Amaç: Erken başlangıçlı ve geç başlangıçlı preeklampside maternal risk faktörleri ve erken dönem neonatal sonuçların karşılaştırılması. Gereç ve Yöntem: Hastanemizde preeklampsi tanısı almış hastalar retrospektif olarak değerlendirildi. Hastalar erken başlangıçlı preeklampsi (≤34 hafta) ve geç başlangıçlı preeklampsi (>34 hafta) olmak üzere 2 gruba ayrıldı. İki grup arasında demografik data, maternal risk faktörleri ve neonatal sonuçları karşılaştırmak için istatistiksel analiz yapıldı. Bulgular: Preeklampsi tanısı alan 92 hastanın, 45 (%49)’i erken başlangıçlı preeklampsi ve 47 (%51)’si geç başlangıçlı preeklampsi idi. Erken başlangıçlı preeklampsi grubunda, sezaryen doğum ve intrauterin büyüme kısıtlılığı (İUBK) oranları anlamlı şekilde daha yüksek bulundu (p=0.01, p=0.025). Lojistik regresyon analizinde, gebelikte yüksek vücut kitle indeksinin geç başlangıçlı preeklampsi için bağımsız bir risk faktörü olduğu saptandı (p=0.012). Erken başlangıçlı preeklampsi grubunda, neonatal morbidite ve yenidoğan yoğun bakım ünitesine (YDYBÜ) yatış oranları anlamlı şekilde daha yüksek bulundu (p<0.05, p=0.005, sırasıyla). Bunun yanında, lojistik regresyon analizinde erken başlangıçlı preeklampsinin, İUBK (OR 2.96; 95% CL: 1.12–7.81), SGA (OR 2.5; 95% CL: 1.05–5.95), respiratuar distres sendromu (OR 15.34; 95% CL: 3.06–76.99), patent duktus arteriosus (OR 11.43; 95% CL: 1.36–96.16) ve YDYBÜ’ne yatış (OR 2.48; 95% CL: 1.06–5.77) riskini anlamlı şekilde artırdığı saptandı. Sonuç: Çalışmamızda, erken başlangıçlı preeklampsi, olumsuz neonatal sonuçlar için önemli bir risk faktörü olarak bulunurken, gebelikte yüksek vücut kitle indeksi geç başlangıçlı preeklampsi ile ilişkili bulundu.

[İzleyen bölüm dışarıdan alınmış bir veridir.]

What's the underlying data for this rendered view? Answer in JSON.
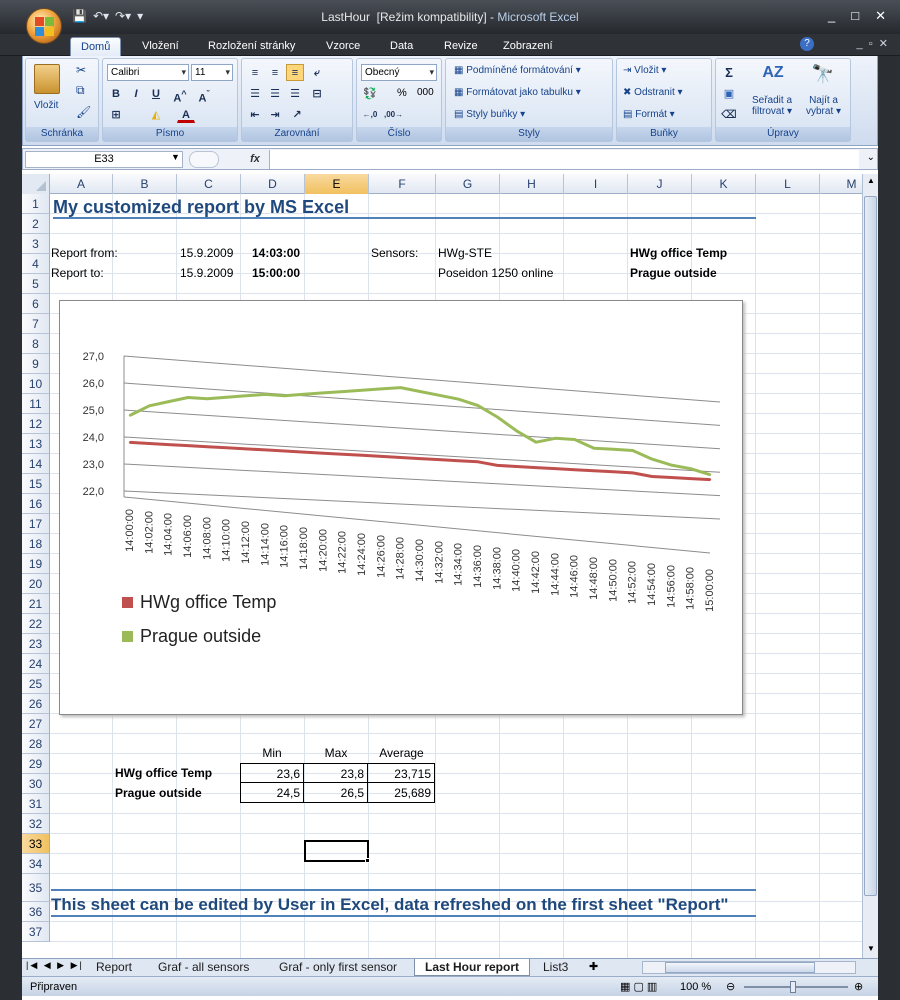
{
  "window": {
    "filename": "LastHour",
    "mode": "[Režim kompatibility]",
    "separator": " - ",
    "app": "Microsoft Excel"
  },
  "ribbon_tabs": [
    "Domů",
    "Vložení",
    "Rozložení stránky",
    "Vzorce",
    "Data",
    "Revize",
    "Zobrazení"
  ],
  "ribbon": {
    "clipboard": {
      "paste": "Vložit",
      "label": "Schránka"
    },
    "font": {
      "name": "Calibri",
      "size": "11",
      "label": "Písmo"
    },
    "alignment": {
      "label": "Zarovnání"
    },
    "number": {
      "format": "Obecný",
      "percent": "%",
      "thousands": "000",
      "label": "Číslo"
    },
    "styles": {
      "conditional": "Podmíněné formátování",
      "as_table": "Formátovat jako tabulku",
      "cell_styles": "Styly buňky",
      "label": "Styly"
    },
    "cells": {
      "insert": "Vložit",
      "delete": "Odstranit",
      "format": "Formát",
      "label": "Buňky"
    },
    "editing": {
      "sort1": "Seřadit a",
      "sort2": "filtrovat",
      "find1": "Najít a",
      "find2": "vybrat",
      "label": "Úpravy"
    }
  },
  "formula_bar": {
    "name_box": "E33",
    "fx": "fx",
    "formula": ""
  },
  "columns": [
    "A",
    "B",
    "C",
    "D",
    "E",
    "F",
    "G",
    "H",
    "I",
    "J",
    "K",
    "L",
    "M"
  ],
  "rows": [
    "1",
    "2",
    "3",
    "4",
    "5",
    "6",
    "7",
    "8",
    "9",
    "10",
    "11",
    "12",
    "13",
    "14",
    "15",
    "16",
    "17",
    "18",
    "19",
    "20",
    "21",
    "22",
    "23",
    "24",
    "25",
    "26",
    "27",
    "28",
    "29",
    "30",
    "31",
    "32",
    "33",
    "34",
    "35",
    "36",
    "37"
  ],
  "sheet": {
    "title": "My customized report by MS Excel",
    "report_from_label": "Report from:",
    "report_from_date": "15.9.2009",
    "report_from_time": "14:03:00",
    "report_to_label": "Report to:",
    "report_to_date": "15.9.2009",
    "report_to_time": "15:00:00",
    "sensors_label": "Sensors:",
    "sensor1_device": "HWg-STE",
    "sensor2_device": "Poseidon 1250 online",
    "sensor1_name": "HWg office Temp",
    "sensor2_name": "Prague outside",
    "stats_headers": [
      "Min",
      "Max",
      "Average"
    ],
    "stats_rows": [
      {
        "name": "HWg office Temp",
        "min": "23,6",
        "max": "23,8",
        "avg": "23,715"
      },
      {
        "name": "Prague outside",
        "min": "24,5",
        "max": "26,5",
        "avg": "25,689"
      }
    ],
    "footer": "This sheet can be edited by User in Excel, data refreshed on the first sheet \"Report\""
  },
  "chart_data": {
    "type": "line",
    "x": [
      "14:00:00",
      "14:02:00",
      "14:04:00",
      "14:06:00",
      "14:08:00",
      "14:10:00",
      "14:12:00",
      "14:14:00",
      "14:16:00",
      "14:18:00",
      "14:20:00",
      "14:22:00",
      "14:24:00",
      "14:26:00",
      "14:28:00",
      "14:30:00",
      "14:32:00",
      "14:34:00",
      "14:36:00",
      "14:38:00",
      "14:40:00",
      "14:42:00",
      "14:44:00",
      "14:46:00",
      "14:48:00",
      "14:50:00",
      "14:52:00",
      "14:54:00",
      "14:56:00",
      "14:58:00",
      "15:00:00"
    ],
    "y_ticks": [
      "22,0",
      "23,0",
      "24,0",
      "25,0",
      "26,0",
      "27,0"
    ],
    "ylim": [
      22,
      27
    ],
    "series": [
      {
        "name": "HWg office Temp",
        "color": "#c0504d",
        "values": [
          23.8,
          23.8,
          23.8,
          23.8,
          23.8,
          23.8,
          23.8,
          23.8,
          23.8,
          23.8,
          23.8,
          23.8,
          23.8,
          23.8,
          23.8,
          23.8,
          23.8,
          23.8,
          23.8,
          23.7,
          23.7,
          23.7,
          23.7,
          23.7,
          23.7,
          23.7,
          23.7,
          23.6,
          23.6,
          23.6,
          23.6
        ]
      },
      {
        "name": "Prague outside",
        "color": "#9bbb59",
        "values": [
          24.8,
          25.2,
          25.4,
          25.6,
          25.6,
          25.7,
          25.8,
          25.9,
          25.9,
          26.0,
          26.1,
          26.2,
          26.3,
          26.4,
          26.5,
          26.4,
          26.3,
          26.2,
          26.0,
          25.6,
          25.1,
          24.7,
          24.9,
          24.9,
          24.6,
          24.6,
          24.6,
          24.3,
          24.1,
          24.0,
          23.8
        ]
      }
    ],
    "legend_position": "bottom-left",
    "grid": true
  },
  "sheet_tabs": [
    "Report",
    "Graf - all sensors",
    "Graf - only first sensor",
    "Last Hour report",
    "List3"
  ],
  "active_tab": "Last Hour report",
  "status": {
    "ready": "Připraven",
    "zoom": "100 %"
  }
}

Erken başlangıç geç başlangıç preeklampsi risk faktörleri neonatal sonuçlar
Objective: To compare the maternal risk factors and early neonatal outcomes in early-onset and late-onset preeclampsia. Material and Methods: In our hospital, patients diagnosed with preeclampsia were evaluated retrospectively. The patients were divided into two groups as early onset preeclampsia (≤34 weeks) and late onset preeclampsia (>34 weeks). Statistical analyses were used to compare demographic data, maternal risk factors and neonatal outcomes between the two groups. Results: Out of 92 patients, 45 (49%) were in the early onset preeclampsia and 47 (51%) were in the late onset preeclampsia groups. Cesarean delivery and intrauterine growth retardation (IUGR) rates were significantly higher in the early onset preeclampsia group (p=0.01, p=0.025). High body mass index was an independent risk factor for late onset preeclampsia in the logistic regression analysis (p=0.012). Neonatal morbidities and hospitalization rates in the neonatal intensive care unit (NICU) were significantly higher in the early onset preeclampsia group (p<0.05, p=0.005, respectively). In addition, in the logistic regression analysis, it was found that early onset preeclampsia significantly increased the risks of IUGR (OR 2.96; 95% CL: 1.12–7.81), being small for gestational age (OR 2.5; 95% CL: 1.05–5.95), respiratory distress syndrome (OR 15.35; 95% CL: 3.06–76.99), patent ductus arteriosus (OR 11.43; 95% CL: 1.36–96.16) and hospitalization in the NICU (OR 2.48; 95% CL: 1.06–5.77). Conclusion: Early-onset preeclampsia was found to be an important risk factor for adverse neonatal outcomes while high body mass index during pregnancy was associated with late-onset preeclampsia.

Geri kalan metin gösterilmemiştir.